If you sleep only for five to six hours, it is bound to affect your work
negatively. Experts recommend eight hours of sleep for ideal health and
productivity.
Researchers at Brigham and Women’s Hospital (BWH), a teaching affiliate
of Harvard Medical School, have found that regardless of how tired you
think you are, lack of sleep can influence the way you do certain tasks.
“Our team decided to look at how sleep might affect complex visual
search tasks because they are common in safety-sensitive activities such
as air-traffic control, baggage screening and monitoring power plants,”
Jeanne F. Duffy at BWH was quoted as saying in the The Journal of
Vision.
“These types of jobs involve processes that require repeated, quick
memory encoding and retrieval of visual information, in combination with
decision making about the information,” added Duffy.
Researchers collected and analyzed data from visual search tasks from a
group of participants over one month’s study. In the first week, all
participants were scheduled to sleep 10-12 hours per night to make sure
they were well rested.
For the following three weeks, the participants were scheduled to sleep
the equivalent of 5.6 hours per night and also had their sleep times
scheduled on a 28-hour cycle, mirroring chronic jet lag.

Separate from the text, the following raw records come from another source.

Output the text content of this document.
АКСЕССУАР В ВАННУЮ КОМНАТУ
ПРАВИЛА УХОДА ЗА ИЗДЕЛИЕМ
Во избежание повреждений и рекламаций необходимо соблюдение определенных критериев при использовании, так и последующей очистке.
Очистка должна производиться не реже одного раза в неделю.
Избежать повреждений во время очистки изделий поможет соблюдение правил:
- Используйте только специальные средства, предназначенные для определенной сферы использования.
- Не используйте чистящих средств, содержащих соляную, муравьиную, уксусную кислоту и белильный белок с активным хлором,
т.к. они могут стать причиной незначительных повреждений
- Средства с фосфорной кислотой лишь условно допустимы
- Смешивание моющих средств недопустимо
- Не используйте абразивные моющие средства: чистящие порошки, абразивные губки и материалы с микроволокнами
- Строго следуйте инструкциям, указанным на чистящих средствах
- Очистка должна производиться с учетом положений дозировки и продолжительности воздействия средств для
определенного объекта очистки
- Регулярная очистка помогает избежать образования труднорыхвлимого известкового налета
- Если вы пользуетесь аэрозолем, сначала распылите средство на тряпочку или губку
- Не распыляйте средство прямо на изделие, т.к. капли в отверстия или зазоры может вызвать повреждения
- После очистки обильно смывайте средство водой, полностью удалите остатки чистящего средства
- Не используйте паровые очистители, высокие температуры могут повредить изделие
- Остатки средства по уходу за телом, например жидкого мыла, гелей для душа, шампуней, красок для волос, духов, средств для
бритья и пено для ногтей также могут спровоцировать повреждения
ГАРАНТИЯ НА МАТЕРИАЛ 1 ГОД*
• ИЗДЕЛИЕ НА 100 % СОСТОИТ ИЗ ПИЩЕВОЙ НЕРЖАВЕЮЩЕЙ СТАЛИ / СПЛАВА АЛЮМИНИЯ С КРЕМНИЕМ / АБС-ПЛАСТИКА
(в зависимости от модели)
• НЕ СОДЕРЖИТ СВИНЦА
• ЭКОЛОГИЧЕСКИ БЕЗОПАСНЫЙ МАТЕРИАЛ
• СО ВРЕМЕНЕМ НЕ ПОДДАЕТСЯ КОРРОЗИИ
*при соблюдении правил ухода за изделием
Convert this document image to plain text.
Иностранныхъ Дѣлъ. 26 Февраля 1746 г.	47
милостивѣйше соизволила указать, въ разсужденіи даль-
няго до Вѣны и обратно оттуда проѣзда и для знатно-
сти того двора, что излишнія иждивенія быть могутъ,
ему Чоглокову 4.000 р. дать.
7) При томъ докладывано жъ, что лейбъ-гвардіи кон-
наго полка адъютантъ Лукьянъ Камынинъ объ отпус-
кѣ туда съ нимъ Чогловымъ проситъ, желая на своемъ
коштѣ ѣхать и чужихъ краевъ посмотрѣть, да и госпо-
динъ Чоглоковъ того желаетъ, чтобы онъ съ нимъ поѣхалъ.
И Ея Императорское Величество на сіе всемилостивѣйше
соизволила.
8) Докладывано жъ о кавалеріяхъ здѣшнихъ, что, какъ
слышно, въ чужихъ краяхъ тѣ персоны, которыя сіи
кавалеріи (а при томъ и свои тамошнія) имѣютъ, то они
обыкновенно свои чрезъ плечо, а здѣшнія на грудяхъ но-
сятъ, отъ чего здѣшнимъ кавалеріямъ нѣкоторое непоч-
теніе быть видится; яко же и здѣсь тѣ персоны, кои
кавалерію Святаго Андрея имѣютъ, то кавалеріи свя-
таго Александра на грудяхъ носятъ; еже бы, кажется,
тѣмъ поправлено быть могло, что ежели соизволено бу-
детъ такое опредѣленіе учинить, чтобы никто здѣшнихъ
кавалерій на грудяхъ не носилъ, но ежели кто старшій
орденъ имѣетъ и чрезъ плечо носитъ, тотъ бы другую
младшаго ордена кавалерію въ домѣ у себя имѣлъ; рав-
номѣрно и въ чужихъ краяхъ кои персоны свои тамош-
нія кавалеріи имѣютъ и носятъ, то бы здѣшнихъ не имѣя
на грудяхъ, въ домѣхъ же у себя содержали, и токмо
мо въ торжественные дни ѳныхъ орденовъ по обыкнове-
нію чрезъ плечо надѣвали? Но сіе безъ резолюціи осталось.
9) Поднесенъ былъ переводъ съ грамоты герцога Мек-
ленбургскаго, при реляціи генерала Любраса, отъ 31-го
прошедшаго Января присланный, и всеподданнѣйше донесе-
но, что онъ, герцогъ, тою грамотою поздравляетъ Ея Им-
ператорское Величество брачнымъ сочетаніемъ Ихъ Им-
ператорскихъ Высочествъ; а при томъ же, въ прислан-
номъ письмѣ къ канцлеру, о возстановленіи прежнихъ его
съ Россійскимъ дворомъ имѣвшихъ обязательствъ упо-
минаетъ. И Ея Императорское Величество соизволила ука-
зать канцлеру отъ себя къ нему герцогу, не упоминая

The research team gave the participants computer tests that involved
visual search tasks and recorded how quickly the participants could find
important information, and also how accurate they were.
The longer the participants were awake, the more slowly they identified
the important information in the test, the team observed.
Additionally, during the biological night time, 12 a.m. to 6 a.m.,
participants (who were unaware of the time throughout the study)
performed the tasks more slowly than they did during the daytime.